The latest shocker for me is Nassim Park, a development that is a mere 14 years old. I'd be devastated if I were a resident there and had to cave in to the almost 80 per cent who are poised to back a collective sale there.

It's hard to say no to big bucks - no matter how rich you already are.

But what about waste? And what about that silent minority who are drowned out by the euphoria of those who only care to hear the sound of cash tumbling into coffers so that their reasons for wanting to hang on to their homes are never considered?
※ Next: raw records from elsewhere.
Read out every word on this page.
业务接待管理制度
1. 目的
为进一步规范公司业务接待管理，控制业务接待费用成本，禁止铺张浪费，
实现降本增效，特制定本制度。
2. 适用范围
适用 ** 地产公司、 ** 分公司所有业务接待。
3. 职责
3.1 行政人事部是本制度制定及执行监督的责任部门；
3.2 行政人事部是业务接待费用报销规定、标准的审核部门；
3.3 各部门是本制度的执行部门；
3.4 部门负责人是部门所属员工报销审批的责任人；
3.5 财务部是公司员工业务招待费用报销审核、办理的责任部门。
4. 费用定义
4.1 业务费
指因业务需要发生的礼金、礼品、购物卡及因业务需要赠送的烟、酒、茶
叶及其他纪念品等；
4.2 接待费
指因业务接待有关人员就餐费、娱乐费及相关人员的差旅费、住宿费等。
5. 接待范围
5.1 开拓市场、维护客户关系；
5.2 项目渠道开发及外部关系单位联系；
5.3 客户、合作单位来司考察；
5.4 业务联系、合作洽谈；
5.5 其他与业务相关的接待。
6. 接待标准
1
This might be a good way to downgrade for people whose homes are their only asset. But this isn't the case for everybody, surely? There have been precious few stories in the press about the heartache of those who want to hang on to their homes for whatever reasons.

Most of the reports quote happy sellers breathlessly talking about how much they are raking in.

What does this say for values - and I don't mean the kind you can add up in your bank statement?

Is well-being, the comfort of knowing that you've saved hard, bought your own place and can live secure in the knowlege that you will have the home you have chosen till your dying day not important?

Uprooting is always a painful exercise. Those who do it voluntarily may not feel the pain, but those who are forced to swim with the tide could end up exhausted and unhappy, washed up on some beach they don't particularly want to be on.

It's a home I hope to buy. Not a mere house.